Gradually, the attacks that led to the breach of data from different companies worldwide show how negative such a situation can be. There is financial loss, work stoppage, image damage, and more.
Two factors are driving the adoption of the Zero Trust security model:
- BYOD (bring your device): the practice that allows the use of personal electronic devices ― such as notebooks, tablets, and smartphones ― for work and access to the corporate network
- Home office or remote work: a situation that makes access to the corporate network through a home network a need, which makes it more vulnerable to cyber risks
It is not without reason that information security in the home office has gained greater prominence since remote work has become a more common reality in the country and the world.
How Zero Trust Helps Provide Effective Security
The Zero Trust model through its wide number of benefits helps in providing effective security. Some of the important ones are the following:
Effectively Reduces Business and Organizational Risk
As we saw earlier, Zero Trust assumes that all applications and services are malicious and not allowed to communicate until their identity attributes are positively verified. These are immutable properties of the software or services that meet predefined trust principles, such as authentication and authorization requirements.
Zero Trust, therefore, reduces risk because it reveals what is on the network and how those assets are communicating. In addition, as baselines are created, a Zero Trust strategy reduces risk by eliminating over-provisioned software and services and continually verifying the “credentials” of each communicating asset.
Provides Access Control across Cloud and Container Environments
Security professionals’ biggest fears about moving to and using the cloud are losing visibility and access management. With a zero-trust security architecture, security policies are enforced based on the identity of the communication workloads and tied directly to the workload itself.
In this way, security remains close to the assets that require protection and is unaffected by network constructs such as IP addresses, ports, and protocols. As a result, protection not only keeps up with the workload with which it tries to communicate but remains unchanged even when the environment changes.
Helps Reduce the Risk of a Data Breach
Since Zero Trust is based on the principle of least privilege, every entity, user, device, and workload is considered hostile.
As a result, every request is inspected, users and devices are authenticated, and permissions are evaluated before “trust” is granted. And “trust” is continually re-evaluated as context changes, such as the user’s location or data being transferred.

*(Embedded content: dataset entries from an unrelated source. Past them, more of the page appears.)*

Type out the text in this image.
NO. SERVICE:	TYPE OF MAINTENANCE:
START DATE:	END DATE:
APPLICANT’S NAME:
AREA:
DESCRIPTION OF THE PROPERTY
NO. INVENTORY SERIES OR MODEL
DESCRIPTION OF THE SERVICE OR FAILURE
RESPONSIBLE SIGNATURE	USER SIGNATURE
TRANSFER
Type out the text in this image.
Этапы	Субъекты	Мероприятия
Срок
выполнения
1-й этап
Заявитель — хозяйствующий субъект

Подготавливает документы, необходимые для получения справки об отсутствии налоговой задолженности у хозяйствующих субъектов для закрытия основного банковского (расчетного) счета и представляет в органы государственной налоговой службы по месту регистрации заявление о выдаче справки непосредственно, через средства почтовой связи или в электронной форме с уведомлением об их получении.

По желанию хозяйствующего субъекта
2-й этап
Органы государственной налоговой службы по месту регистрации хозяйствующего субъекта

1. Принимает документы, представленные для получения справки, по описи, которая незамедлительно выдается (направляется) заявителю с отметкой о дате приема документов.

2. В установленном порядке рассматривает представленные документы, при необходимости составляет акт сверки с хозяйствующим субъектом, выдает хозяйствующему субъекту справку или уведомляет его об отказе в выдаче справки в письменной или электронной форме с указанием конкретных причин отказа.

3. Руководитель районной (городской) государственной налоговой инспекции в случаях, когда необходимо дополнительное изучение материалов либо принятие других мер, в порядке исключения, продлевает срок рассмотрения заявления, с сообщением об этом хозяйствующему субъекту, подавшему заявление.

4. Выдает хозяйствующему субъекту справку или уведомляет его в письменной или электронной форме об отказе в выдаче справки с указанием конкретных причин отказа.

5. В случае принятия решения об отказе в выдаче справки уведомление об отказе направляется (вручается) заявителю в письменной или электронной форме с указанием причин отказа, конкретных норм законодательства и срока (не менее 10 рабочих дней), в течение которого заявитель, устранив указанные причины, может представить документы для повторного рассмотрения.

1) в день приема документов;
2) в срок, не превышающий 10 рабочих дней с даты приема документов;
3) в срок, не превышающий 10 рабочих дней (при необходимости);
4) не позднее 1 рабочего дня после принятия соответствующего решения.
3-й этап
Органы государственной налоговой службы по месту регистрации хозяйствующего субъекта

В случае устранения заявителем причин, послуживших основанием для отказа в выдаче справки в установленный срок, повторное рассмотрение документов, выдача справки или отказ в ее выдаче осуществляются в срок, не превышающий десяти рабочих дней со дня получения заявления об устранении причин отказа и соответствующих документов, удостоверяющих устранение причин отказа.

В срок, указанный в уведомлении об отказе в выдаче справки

Suppose an attacker gains a foothold in the network or cloud instance through a compromised device or other vulnerability. In that case, that attacker will not have the ability to access or steal data due to being untrustworthy.
Also, there is no ability to move laterally due to the Zero Trust model of creating a “secure segment of one”, meaning an attacker can go nowhere.

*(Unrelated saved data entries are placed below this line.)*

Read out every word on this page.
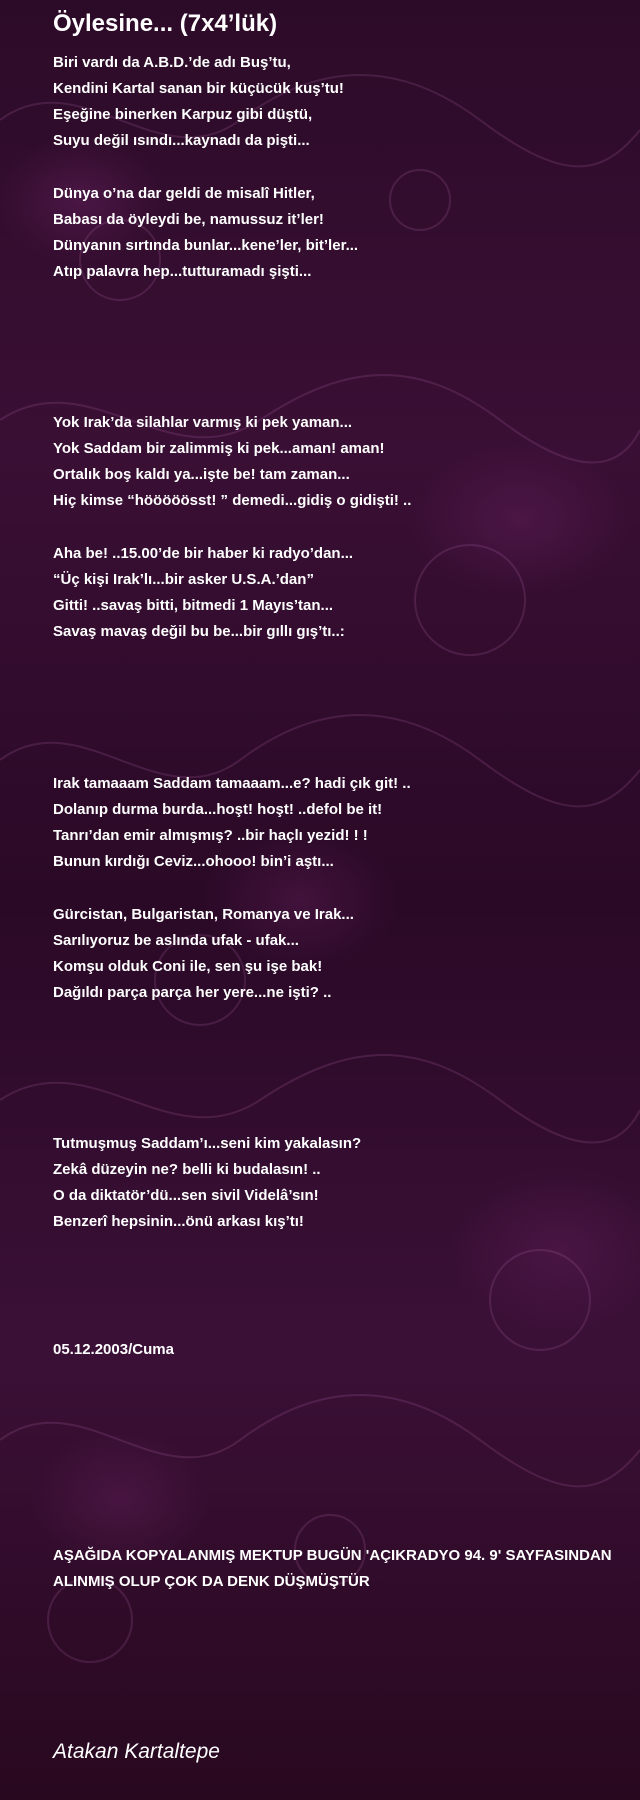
Öylesine... (7x4’lük)
Biri vardı da A.B.D.’de adı Buş’tu,
Kendini Kartal sanan bir küçücük kuş’tu!
Eşeğine binerken Karpuz gibi düştü,
Suyu değil ısındı...kaynadı da pişti...
Dünya o’na dar geldi de misalî Hitler,
Babası da öyleydi be, namussuz it’ler!
Dünyanın sırtında bunlar...kene’ler, bit’ler...
Atıp palavra hep...tutturamadı şişti...
Yok Irak’da silahlar varmış ki pek yaman...
Yok Saddam bir zalimmiş ki pek...aman! aman!
Ortalık boş kaldı ya...işte be! tam zaman...
Hiç kimse “hööööösst! ” demedi...gidiş o gidişti! ..
Aha be! ..15.00’de bir haber ki radyo’dan...
“Üç kişi Irak’lı...bir asker U.S.A.’dan”
Gitti! ..savaş bitti, bitmedi 1 Mayıs’tan...
Savaş mavaş değil bu be...bir gıllı gış’tı..:
Irak tamaaam Saddam tamaaam...e? hadi çık git! ..
Dolanıp durma burda...hoşt! hoşt! ..defol be it!
Tanrı’dan emir almışmış? ..bir haçlı yezid! ! !
Bunun kırdığı Ceviz...ohooo! bin’i aştı...
Gürcistan, Bulgaristan, Romanya ve Irak...
Sarılıyoruz be aslında ufak - ufak...
Komşu olduk Coni ile, sen şu işe bak!
Dağıldı parça parça her yere...ne işti? ..
Tutmuşmuş Saddam’ı...seni kim yakalasın?
Zekâ düzeyin ne? belli ki budalasın! ..
O da diktatör’dü...sen sivil Videlâ’sın!
Benzerî hepsinin...önü arkası kış’tı!
05.12.2003/Cuma
AŞAĞIDA KOPYALANMIŞ MEKTUP BUGÜN 'AÇIKRADYO 94. 9' SAYFASINDAN
ALINMIŞ OLUP ÇOK DA DENK DÜŞMÜŞTÜR
Atakan Kartaltepe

Supports Compliance Initiatives
Zero Trust secures all internet users and workload connections so they cannot be exposed or exploited. This invisibility makes it simpler to demonstrate compliance with privacy standards and regulations and fewer audit findings.

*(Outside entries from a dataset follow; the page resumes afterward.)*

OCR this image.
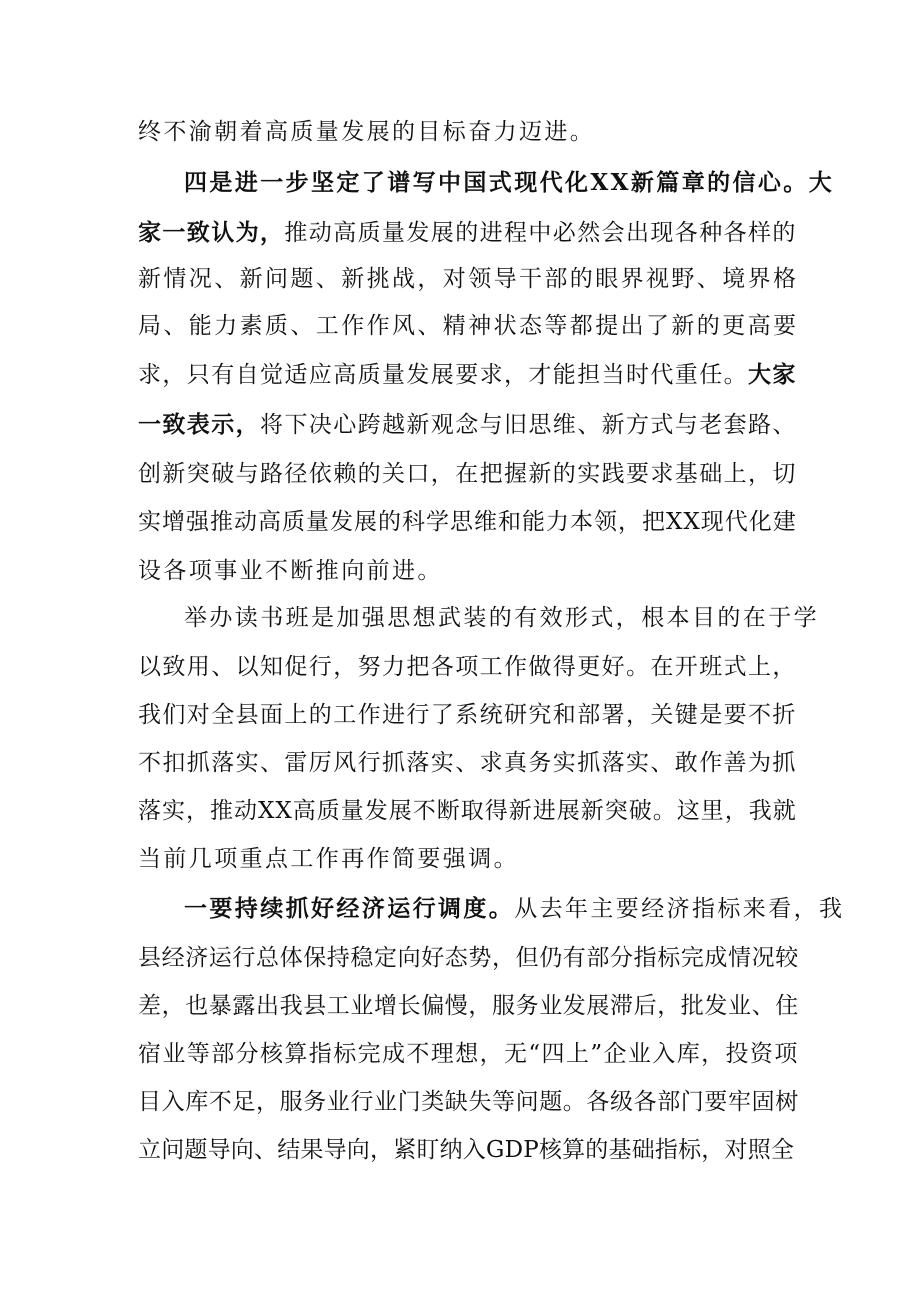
终不渝朝着高质量发展的目标奋力迈进。
四是进一步坚定了谱写中国式现代化XX新篇章的信心。大
家一致认为，推动高质量发展的进程中必然会出现各种各样的
新情况、新问题、新挑战，对领导干部的眼界视野、境界格
局、能力素质、工作作风、精神状态等都提出了新的更高要
求，只有自觉适应高质量发展要求，才能担当时代重任。大家
一致表示，将下决心跨越新观念与旧思维、新方式与老套路、
创新突破与路径依赖的关口，在把握新的实践要求基础上，切
实增强推动高质量发展的科学思维和能力本领，把XX现代化建
设各项事业不断推向前进。
举办读书班是加强思想武装的有效形式，根本目的在于学
以致用、以知促行，努力把各项工作做得更好。在开班式上，
我们对全县面上的工作进行了系统研究和部署，关键是要不折
不扣抓落实、雷厉风行抓落实、求真务实抓落实、敢作善为抓
落实，推动XX高质量发展不断取得新进展新突破。这里，我就
当前几项重点工作再作简要强调。
一要持续抓好经济运行调度。从去年主要经济指标来看，我
县经济运行总体保持稳定向好态势，但仍有部分指标完成情况较
差，也暴露出我县工业增长偏慢，服务业发展滞后，批发业、住
宿业等部分核算指标完成不理想，无“四上”企业入库，投资项
目入库不足，服务业行业门类缺失等问题。各级各部门要牢固树
立问题导向、结果导向，紧盯纳入GDP核算的基础指标，对照全
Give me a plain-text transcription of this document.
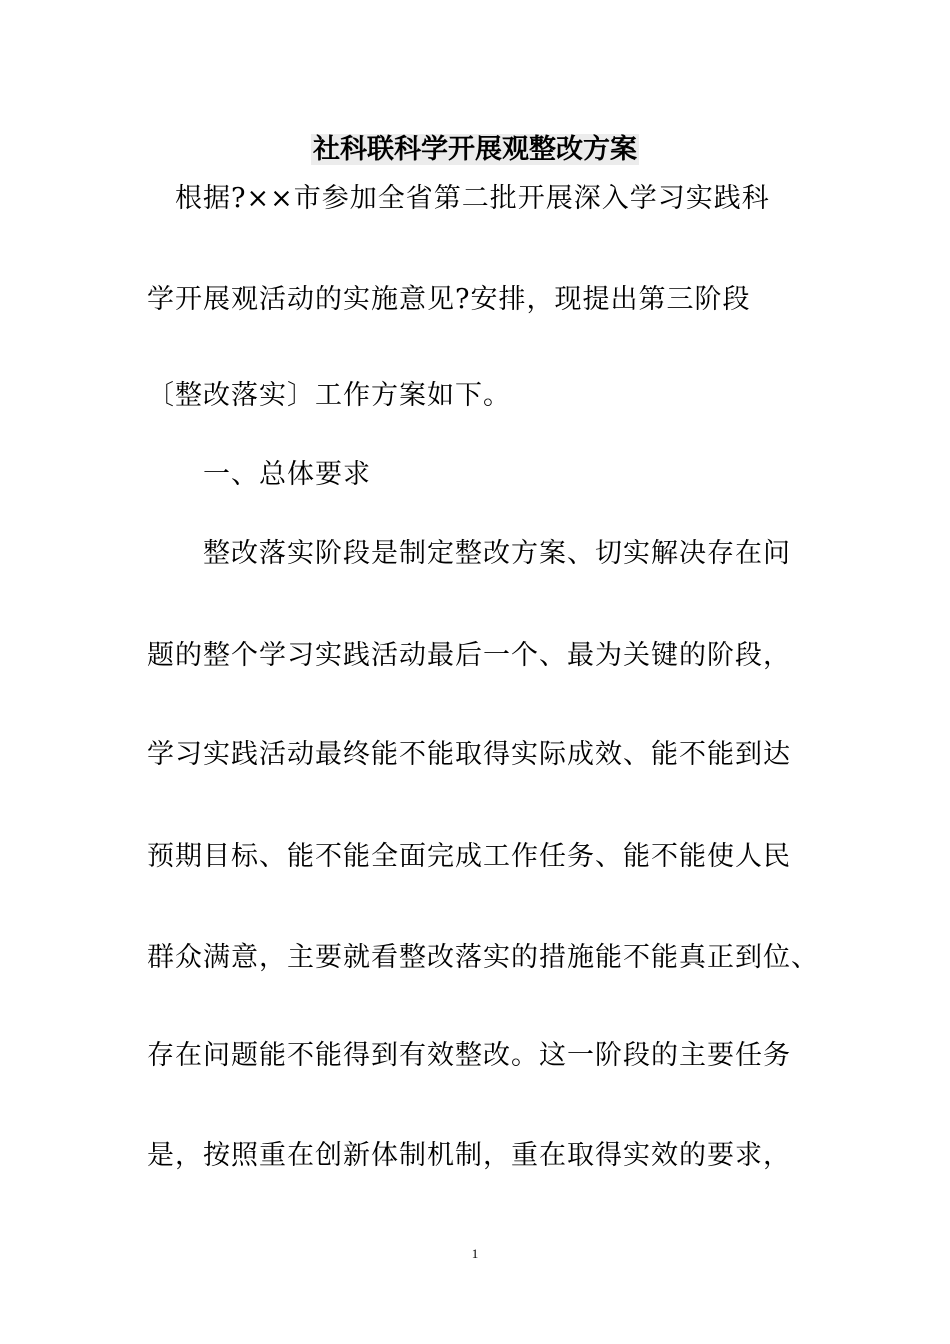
社科联科学开展观整改方案

　根据?××市参加全省第二批开展深入学习实践科

学开展观活动的实施意见?安排，现提出第三阶段

〔整改落实〕工作方案如下。

　　一、总体要求

　　整改落实阶段是制定整改方案、切实解决存在问

题的整个学习实践活动最后一个、最为关键的阶段，

学习实践活动最终能不能取得实际成效、能不能到达

预期目标、能不能全面完成工作任务、能不能使人民

群众满意，主要就看整改落实的措施能不能真正到位、

存在问题能不能得到有效整改。这一阶段的主要任务

是，按照重在创新体制机制，重在取得实效的要求，

1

Additionally, with Zero Trust’s segmentation, organizations can create perimeters around certain types of sensitive data using fine-grained controls that keep regulated data separate from other unregulated information.
Many organizations face the challenge of applying modern, uniform authentication and access management to their applications.
Zero Trust reduces the risk of a data breach by providing organizations with a wide range of policy-based access and authentication. It gives companies the agility to provide flexible security and authentication across the entire environment.
Combined with best-in-class authentication and access security, customers can now overcome complexity, reduce access silos, and thrive through their digital and cloud transformation.